We have known for some time that this approach of calming down the immune system would work to slow down AIDS because we have had medicines that calm down or slow down the immune system. There are immune tranquilizers, such as cyclosporine A for example, which makes CD8s less panicky and lets them shoot at the enemy with an accurately pointed pistol instead of what is more like a machine gun shooting down every cell that is near an infected T cell.

When you use these types of drugs on people with HIV, you can show that T cells are no longer being killed off and the amount of virus is actually reduced.

However these early immune tranquilizers were just as over reactive as the CD8 cells we are trying to calm down, and made the immune system unable to protect us from many illnesses.

But now there are some drugs known as 'immune modulators' that make the killing CD8 cells less hyperactive, but allow them to still kill off the already infected cells, and allow them to still protect against other infections as the body gets attacked.

One of these immune modulators, mentioned above, is called "Cytolin." It is what scientists call a 'monoclonal antibody' and it makes the killer cells less crazy -- that is, less likely to kill off all the cells near an infected cell but instead focuses just on the infected cell.

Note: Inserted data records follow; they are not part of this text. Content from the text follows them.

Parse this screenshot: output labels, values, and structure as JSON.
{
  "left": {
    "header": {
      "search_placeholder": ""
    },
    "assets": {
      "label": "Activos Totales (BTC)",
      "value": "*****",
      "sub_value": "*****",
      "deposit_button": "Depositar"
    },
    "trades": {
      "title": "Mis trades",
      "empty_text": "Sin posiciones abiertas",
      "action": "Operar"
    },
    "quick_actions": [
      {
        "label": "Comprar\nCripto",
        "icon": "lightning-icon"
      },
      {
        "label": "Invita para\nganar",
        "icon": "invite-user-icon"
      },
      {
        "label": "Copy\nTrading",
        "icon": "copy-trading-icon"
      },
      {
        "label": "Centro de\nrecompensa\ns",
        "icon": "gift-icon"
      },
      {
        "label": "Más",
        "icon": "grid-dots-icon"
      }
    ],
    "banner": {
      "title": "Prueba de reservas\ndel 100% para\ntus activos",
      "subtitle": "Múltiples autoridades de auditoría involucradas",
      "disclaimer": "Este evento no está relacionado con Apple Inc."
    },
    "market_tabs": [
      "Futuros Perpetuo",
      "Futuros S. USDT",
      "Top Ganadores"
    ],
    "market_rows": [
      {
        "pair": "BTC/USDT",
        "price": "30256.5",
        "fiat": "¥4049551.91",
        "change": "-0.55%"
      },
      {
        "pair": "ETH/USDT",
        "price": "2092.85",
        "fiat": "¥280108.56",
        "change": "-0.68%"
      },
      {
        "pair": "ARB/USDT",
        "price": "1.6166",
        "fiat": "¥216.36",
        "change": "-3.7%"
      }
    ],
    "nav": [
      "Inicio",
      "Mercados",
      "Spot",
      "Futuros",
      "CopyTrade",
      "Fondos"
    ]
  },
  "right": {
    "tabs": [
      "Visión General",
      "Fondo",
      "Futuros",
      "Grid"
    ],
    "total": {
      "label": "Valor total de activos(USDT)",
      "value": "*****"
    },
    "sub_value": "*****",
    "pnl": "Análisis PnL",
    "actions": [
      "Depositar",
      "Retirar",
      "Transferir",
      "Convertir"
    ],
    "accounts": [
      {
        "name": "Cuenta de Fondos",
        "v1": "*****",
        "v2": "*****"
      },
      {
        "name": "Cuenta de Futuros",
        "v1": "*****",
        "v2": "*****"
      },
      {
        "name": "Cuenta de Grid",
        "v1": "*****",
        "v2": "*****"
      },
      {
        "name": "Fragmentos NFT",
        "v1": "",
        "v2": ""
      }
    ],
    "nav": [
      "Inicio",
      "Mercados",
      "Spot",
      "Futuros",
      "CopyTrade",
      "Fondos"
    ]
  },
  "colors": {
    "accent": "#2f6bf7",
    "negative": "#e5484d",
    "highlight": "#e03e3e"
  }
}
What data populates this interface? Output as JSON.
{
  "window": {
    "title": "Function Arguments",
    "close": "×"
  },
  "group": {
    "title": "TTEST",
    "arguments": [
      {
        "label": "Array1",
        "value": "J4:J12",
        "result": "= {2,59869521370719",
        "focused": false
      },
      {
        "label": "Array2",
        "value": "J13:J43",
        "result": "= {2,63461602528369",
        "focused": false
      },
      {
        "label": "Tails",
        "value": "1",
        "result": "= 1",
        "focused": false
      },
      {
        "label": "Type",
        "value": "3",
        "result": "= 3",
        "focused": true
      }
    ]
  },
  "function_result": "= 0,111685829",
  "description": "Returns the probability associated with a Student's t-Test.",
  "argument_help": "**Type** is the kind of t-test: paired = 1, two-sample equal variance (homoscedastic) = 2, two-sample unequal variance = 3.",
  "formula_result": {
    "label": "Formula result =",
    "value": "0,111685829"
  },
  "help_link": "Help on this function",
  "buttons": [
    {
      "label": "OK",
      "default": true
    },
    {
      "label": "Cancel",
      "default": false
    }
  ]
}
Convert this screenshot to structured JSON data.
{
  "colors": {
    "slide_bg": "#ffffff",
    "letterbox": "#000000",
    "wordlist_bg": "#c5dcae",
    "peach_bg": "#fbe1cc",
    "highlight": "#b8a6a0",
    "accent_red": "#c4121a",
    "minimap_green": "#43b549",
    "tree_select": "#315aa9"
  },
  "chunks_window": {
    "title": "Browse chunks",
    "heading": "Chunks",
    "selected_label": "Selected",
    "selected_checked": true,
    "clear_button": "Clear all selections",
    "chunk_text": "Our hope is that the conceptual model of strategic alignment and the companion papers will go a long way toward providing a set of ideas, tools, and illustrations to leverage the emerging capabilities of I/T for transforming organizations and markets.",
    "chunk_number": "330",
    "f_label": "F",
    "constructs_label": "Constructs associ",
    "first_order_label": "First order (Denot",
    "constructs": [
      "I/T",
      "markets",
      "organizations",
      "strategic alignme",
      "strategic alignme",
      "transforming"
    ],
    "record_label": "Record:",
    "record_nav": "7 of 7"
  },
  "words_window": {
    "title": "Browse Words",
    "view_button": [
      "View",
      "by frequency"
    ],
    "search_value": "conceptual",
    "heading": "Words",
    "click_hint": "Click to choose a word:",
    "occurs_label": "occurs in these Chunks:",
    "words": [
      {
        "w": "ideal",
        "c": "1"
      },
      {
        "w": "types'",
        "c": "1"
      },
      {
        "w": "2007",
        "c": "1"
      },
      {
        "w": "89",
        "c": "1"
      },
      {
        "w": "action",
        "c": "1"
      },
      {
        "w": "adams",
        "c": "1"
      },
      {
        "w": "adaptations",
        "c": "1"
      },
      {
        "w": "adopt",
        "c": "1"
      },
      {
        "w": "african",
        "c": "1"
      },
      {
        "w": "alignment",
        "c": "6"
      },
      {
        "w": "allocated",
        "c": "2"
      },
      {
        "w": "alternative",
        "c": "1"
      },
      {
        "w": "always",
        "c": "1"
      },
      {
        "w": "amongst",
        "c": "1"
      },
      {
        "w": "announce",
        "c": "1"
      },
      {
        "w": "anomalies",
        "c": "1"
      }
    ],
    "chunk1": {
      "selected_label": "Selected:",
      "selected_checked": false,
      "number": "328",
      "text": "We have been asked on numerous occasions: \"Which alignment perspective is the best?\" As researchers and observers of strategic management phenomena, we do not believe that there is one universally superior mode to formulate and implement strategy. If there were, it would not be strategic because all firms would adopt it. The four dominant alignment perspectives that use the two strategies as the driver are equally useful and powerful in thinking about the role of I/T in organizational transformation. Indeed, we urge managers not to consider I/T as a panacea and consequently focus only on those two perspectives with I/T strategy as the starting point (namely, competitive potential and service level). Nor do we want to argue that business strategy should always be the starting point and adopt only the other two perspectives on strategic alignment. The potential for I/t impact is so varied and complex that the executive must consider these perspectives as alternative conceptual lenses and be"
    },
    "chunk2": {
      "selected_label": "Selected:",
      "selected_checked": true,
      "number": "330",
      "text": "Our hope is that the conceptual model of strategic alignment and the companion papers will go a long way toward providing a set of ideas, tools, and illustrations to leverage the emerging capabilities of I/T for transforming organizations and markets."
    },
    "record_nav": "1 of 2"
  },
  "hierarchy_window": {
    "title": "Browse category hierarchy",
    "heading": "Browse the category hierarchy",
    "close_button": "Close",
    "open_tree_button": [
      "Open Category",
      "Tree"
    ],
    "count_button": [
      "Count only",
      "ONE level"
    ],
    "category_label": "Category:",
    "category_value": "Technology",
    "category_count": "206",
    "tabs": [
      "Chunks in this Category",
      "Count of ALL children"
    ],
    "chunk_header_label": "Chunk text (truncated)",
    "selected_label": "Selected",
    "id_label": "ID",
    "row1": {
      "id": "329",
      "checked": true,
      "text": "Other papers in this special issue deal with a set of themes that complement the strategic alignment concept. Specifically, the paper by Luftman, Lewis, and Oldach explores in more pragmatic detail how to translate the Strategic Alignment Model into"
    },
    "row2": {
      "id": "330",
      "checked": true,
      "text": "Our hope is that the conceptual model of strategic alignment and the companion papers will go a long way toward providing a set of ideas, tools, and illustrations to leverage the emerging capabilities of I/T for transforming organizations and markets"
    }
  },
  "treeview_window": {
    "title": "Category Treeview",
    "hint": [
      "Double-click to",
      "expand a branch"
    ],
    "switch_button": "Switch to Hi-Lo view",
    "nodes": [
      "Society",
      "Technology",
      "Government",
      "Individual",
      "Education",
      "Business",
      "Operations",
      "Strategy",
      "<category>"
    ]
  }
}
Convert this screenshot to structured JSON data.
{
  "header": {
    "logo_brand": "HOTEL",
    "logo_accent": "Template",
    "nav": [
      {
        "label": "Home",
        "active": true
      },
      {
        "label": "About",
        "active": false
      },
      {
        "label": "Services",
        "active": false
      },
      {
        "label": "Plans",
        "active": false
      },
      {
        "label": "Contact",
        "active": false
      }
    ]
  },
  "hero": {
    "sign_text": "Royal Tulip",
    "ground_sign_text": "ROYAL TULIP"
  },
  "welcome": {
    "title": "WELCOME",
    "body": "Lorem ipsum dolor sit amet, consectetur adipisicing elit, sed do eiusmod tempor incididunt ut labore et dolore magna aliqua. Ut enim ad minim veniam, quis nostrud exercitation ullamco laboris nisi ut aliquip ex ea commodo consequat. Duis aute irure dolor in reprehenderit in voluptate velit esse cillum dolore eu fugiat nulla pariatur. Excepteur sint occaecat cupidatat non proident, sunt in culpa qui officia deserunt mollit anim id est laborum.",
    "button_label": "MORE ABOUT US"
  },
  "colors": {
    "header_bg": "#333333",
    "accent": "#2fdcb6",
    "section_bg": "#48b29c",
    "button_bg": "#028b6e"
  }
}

During the height of the AIDS pandemic, before the antiviral cocktails were available, activist doctors used Cytolin to rescue a few hundred patients. [Data from 188 patients treated with Cytolin for 18 months were reported to the FDA (check www.searchforacure.org). A Phase I(b)/II(a) study of Cytolin was reported at the 2002 and 2005 CROI national conferences by Donald W. Northfeld, MD.]

Cytolin -- which is given as an intravenous infusion -- is being developed by a west coast company called CytoDyn and is being studied by Eric Rosenberg, M.D., a researcher at the Massachusetts General Hospital. It is hoped that within a year we can get more information on how the medicine works on people with HIV.

For those of you who haven't already read the article:  http://www.thebody.com/content/art55284.html

The article goes into more interesting info. 
Title: Re: What is Killing Off T Helper Cells and other info
Post by: tednlou2 on February 12, 2010, 12:58:07 am
"It is actually this overkill from hyperactive CD8 cells that causes you to get AIDS, not the actual virus."

I thought this was very interesting and something I didn't know.